On replonge en plein trip urbain, secouant encore une fois la tête sur un instru imparable qui colle à mes semelles, ralentit le temps autour de moi, me fait décrocher l'espace d'une minute. Juste le temps d'une petite introspection, de celles qui surgissent précisément lors d'une déambulation urbaine hasardeuse, un soir de pluie dans le monde réel, les yeux brouillés par l'alcool et les joints.


All Caps


Glissant béatement sur quelques notes de flûte, idéales pour me changer les idées, je suis sorti de ma torpeur par Doom, comme il sait si bien le faire: avec une grosse baffe. Cela faisait quelques temps que je ne l'avais pas entendu, celui-là. D'ailleurs il part de bon coeur dans un de ses ego-trips, transformant le morceau en pure épopée, assénant sa tirade sans me laisser respirer, me chopant par le col pour me faire comprendre qu'on écrit son nom tout en majuscules, putain.

Il déroule comme un fou, dévale ces deux minutes à tombeau ouvert, se faufilant au milieu de sonorités profondes et entêtantes, construites en cascades, semblant vouloir définitivement graver ses paroles dans le marbre, à coups de claviers protéiformes et de cuivres pesants comme des gants plombés. Il se faufile au milieu des sonorités changeantes, construites en cascades.

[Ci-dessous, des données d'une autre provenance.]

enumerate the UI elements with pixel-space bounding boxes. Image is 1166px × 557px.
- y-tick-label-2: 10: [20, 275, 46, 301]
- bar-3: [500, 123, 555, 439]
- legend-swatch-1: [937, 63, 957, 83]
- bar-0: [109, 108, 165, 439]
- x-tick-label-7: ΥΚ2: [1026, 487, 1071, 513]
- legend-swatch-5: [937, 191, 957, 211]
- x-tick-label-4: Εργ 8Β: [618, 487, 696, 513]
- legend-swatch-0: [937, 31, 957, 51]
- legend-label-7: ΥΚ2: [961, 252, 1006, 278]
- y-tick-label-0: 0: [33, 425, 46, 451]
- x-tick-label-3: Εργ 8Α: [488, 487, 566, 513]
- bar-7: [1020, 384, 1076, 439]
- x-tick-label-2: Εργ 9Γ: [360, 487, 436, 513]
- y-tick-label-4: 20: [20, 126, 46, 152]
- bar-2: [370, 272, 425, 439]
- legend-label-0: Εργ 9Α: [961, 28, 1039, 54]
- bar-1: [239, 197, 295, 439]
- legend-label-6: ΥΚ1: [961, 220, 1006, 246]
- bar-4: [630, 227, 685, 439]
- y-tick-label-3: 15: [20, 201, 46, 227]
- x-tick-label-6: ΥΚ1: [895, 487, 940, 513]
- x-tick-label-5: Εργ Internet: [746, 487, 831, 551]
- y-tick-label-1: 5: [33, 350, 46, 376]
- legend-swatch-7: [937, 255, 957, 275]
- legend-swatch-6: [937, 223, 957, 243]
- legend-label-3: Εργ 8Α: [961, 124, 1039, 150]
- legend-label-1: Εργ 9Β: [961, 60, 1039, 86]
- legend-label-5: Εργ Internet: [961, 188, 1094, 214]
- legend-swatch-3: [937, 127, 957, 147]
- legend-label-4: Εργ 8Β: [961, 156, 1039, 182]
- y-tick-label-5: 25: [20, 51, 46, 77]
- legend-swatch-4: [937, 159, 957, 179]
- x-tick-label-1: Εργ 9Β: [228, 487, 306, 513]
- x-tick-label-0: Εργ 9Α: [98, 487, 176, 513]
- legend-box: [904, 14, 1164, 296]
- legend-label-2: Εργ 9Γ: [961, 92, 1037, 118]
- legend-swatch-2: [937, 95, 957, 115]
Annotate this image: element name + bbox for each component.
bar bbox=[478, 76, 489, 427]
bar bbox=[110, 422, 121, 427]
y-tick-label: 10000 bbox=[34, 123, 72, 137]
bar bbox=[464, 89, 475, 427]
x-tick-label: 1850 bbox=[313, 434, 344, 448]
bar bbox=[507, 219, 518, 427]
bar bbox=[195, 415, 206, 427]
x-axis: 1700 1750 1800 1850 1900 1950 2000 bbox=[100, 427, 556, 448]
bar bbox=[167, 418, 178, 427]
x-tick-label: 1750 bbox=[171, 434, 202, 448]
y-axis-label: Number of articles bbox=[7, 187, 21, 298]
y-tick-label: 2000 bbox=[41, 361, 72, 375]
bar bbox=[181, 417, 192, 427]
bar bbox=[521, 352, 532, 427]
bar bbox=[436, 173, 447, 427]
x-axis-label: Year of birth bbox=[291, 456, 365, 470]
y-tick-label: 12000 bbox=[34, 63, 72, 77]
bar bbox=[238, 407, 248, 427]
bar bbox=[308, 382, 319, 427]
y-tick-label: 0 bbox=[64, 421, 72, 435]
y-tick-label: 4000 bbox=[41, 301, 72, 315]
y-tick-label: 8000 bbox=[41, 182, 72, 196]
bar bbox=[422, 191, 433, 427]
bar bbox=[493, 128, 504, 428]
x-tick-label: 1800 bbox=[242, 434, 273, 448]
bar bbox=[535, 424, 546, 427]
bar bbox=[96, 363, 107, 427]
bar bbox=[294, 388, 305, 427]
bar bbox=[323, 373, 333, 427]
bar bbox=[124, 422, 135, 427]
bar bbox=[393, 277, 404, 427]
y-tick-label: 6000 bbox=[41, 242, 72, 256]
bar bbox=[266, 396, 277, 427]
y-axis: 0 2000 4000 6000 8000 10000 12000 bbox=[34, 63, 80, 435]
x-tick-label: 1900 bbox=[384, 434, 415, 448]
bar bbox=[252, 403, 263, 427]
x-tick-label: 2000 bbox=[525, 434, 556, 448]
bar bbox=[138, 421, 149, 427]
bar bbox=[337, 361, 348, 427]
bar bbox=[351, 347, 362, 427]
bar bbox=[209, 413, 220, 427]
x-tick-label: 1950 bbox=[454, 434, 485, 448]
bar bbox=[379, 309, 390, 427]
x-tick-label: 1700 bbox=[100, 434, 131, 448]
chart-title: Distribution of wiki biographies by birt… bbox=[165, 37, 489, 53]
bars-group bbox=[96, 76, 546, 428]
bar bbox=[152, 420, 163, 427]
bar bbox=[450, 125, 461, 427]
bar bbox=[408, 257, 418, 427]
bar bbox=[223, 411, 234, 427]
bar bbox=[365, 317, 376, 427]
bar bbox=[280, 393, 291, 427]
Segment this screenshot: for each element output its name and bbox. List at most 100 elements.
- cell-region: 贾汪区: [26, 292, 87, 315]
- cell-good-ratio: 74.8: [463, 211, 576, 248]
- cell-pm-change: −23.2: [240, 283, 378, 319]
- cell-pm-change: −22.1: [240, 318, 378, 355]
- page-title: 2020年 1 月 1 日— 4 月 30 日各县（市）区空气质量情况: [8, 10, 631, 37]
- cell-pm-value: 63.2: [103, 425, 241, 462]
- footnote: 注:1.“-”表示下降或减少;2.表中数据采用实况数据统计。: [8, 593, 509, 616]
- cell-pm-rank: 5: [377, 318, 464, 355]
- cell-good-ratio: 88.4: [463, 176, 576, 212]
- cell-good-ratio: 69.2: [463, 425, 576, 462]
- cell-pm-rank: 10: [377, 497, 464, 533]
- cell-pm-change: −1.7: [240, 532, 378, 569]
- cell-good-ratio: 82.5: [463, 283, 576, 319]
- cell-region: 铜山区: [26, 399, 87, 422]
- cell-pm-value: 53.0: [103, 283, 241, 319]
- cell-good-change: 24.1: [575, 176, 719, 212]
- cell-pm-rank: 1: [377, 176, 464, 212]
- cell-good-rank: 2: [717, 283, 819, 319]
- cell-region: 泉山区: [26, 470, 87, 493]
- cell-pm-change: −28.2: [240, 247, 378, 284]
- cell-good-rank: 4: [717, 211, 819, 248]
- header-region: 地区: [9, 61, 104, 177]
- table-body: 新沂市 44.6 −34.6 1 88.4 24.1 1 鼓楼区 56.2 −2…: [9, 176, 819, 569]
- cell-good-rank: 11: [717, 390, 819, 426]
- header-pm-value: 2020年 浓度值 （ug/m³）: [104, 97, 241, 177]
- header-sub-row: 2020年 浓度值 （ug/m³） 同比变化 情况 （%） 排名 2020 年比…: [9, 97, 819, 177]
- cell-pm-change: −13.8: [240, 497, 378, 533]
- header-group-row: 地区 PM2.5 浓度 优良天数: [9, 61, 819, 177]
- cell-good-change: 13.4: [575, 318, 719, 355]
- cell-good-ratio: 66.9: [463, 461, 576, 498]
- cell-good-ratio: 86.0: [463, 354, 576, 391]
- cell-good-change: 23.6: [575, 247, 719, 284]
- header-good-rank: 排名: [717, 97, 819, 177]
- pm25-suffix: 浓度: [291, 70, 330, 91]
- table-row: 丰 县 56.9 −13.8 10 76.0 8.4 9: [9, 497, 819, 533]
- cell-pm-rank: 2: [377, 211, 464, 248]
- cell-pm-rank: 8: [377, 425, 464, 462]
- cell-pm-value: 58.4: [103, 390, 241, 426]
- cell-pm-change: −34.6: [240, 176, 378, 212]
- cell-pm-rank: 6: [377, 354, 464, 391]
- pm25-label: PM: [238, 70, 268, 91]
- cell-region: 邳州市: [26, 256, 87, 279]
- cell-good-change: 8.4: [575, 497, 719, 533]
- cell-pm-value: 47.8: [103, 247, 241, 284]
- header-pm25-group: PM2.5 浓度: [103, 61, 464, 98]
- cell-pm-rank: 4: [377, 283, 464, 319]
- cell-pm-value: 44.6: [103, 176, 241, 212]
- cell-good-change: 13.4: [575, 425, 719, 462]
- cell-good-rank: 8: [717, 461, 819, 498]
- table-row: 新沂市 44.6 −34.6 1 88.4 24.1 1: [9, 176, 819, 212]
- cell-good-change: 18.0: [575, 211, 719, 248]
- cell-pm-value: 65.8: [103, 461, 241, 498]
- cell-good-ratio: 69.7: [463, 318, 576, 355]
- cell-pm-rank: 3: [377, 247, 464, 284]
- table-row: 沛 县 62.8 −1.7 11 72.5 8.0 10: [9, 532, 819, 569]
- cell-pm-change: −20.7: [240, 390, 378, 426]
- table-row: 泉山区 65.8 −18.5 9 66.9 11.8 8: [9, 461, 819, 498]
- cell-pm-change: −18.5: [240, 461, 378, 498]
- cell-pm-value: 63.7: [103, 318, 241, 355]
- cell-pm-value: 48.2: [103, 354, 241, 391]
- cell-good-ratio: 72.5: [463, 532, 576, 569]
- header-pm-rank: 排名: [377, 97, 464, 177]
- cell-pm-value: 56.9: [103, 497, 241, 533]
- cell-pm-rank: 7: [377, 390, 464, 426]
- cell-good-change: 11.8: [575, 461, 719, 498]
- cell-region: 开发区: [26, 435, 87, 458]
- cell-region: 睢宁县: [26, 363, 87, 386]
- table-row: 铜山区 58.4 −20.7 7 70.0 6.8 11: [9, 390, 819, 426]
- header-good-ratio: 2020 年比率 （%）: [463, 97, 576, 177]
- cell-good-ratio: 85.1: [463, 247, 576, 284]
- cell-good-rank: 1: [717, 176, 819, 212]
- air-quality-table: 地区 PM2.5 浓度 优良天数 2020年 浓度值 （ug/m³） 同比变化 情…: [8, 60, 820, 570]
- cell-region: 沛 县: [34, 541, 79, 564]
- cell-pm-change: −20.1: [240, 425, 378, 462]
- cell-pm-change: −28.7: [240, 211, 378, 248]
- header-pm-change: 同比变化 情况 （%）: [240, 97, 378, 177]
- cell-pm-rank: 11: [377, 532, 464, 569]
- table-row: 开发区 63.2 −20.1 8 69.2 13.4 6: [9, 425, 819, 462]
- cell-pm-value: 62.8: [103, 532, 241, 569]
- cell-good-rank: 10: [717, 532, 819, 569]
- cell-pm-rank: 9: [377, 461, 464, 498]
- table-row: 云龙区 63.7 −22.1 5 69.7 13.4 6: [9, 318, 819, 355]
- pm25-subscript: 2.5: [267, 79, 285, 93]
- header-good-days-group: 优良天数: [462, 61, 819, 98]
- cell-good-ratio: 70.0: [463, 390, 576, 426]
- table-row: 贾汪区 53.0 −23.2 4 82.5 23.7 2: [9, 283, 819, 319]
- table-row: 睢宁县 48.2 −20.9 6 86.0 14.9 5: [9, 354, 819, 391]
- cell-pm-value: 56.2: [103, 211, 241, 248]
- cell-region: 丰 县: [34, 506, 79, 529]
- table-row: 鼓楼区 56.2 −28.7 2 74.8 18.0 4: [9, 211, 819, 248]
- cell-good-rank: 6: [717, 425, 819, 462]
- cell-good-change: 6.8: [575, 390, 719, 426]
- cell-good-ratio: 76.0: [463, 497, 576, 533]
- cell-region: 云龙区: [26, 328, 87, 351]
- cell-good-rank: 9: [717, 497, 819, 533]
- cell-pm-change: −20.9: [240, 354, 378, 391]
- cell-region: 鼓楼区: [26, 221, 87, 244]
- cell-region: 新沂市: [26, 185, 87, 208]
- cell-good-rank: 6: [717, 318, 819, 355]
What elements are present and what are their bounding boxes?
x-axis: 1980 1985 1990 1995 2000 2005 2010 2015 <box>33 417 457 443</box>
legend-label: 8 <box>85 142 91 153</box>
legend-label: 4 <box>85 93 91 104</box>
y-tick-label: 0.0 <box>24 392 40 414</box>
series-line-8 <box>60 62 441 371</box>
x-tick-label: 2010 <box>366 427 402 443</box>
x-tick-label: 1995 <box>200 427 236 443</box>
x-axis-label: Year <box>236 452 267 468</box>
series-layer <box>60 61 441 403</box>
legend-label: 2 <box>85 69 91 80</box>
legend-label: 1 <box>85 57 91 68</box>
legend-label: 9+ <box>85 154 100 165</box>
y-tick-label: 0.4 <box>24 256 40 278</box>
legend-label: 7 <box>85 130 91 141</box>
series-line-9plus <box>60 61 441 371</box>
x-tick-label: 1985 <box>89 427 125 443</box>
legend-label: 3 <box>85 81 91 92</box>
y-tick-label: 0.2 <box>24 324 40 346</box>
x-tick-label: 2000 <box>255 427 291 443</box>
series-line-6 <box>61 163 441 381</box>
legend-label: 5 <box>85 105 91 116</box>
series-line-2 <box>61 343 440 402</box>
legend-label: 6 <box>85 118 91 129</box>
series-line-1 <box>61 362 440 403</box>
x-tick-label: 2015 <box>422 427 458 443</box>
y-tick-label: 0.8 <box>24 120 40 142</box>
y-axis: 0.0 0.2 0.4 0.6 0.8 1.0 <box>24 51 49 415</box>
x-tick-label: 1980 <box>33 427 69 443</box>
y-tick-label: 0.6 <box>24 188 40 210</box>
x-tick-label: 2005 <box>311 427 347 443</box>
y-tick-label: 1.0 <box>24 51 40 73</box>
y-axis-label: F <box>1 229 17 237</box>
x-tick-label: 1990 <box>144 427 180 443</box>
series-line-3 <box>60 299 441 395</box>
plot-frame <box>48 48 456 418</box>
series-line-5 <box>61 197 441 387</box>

L'atmosphère mute ensuite, se faisant orientalisante, se rapprochant de l'habillage sonore d'un début de combat dans Il Etait une Fois en Chine, pour mieux s'achever sur celui... euh... d'une poursuite en voiture dans un film genre La Mort aux Trousses.

C'est que les choses commençaient presque à devenir normales.


Great Day


Un brin de soleil semble percer, après les sombres minutes qui nous sont tombées dessus depuis notre arrivée dans cette putain de ville. Des notes accueillantes dégringolent, une musique d'ascenseur de luxe en quelque sorte, mais qui sait s'emballer au bon moment pour titiller notre échine. Doom se veut plus rassurant... toujours aussi obsédant, il m'entraîne toujours à sa suite avec ses belles paroles, et moi je tombe dans le panneau comme un bleu. Je me dis que c'est pas impossible qu'il ait bouffé le serpent hypnotiseur au début du périple.



Rhinestone Cowboy


On arrive à destination après avoir déambulé au rythme du tranquille « Great Day ». On dirait le club hip-hop du coin. Je me cale dans un coin; on applaudit le grand MF Doom à tout rompre tandis qu'il prend le mic, déclamant sa prose lunaire sans même l'appui d'un beat, se contentant de trois ou quatre lancinants accords pour étaler sa science du rap. Il enchaîne parfaitement, ce qui est devenu une habitude et ne me frappe même plus, je suis vraiment hypnotisé, faut croire. J'espère qu'il va finir par claquer des doigts pour me sortir de cet état inquiétant. D'ailleurs, tout semble s'estomper tout à coup: la musique et les vivas du public semblent s'éloigner... encore une de ces foutues voix transistoresques qui résonne dans ma tête... elle m'avertit: on va entendre parler d'un supervilain rapidement, dans les journaux. Fatiguant, ces délires non-sensiques. Lorsqu'elle finit par se replier sur quelques notes dramatiques, les applaudissements et la musique reprennent le dessus, mais plus de trace de mon lapin blanc. Je parie qu'il me fait le numéro du mec en retard.

Comment je vais me sortir de là, moi?


A l'heure où je vous parle, j'y suis toujours.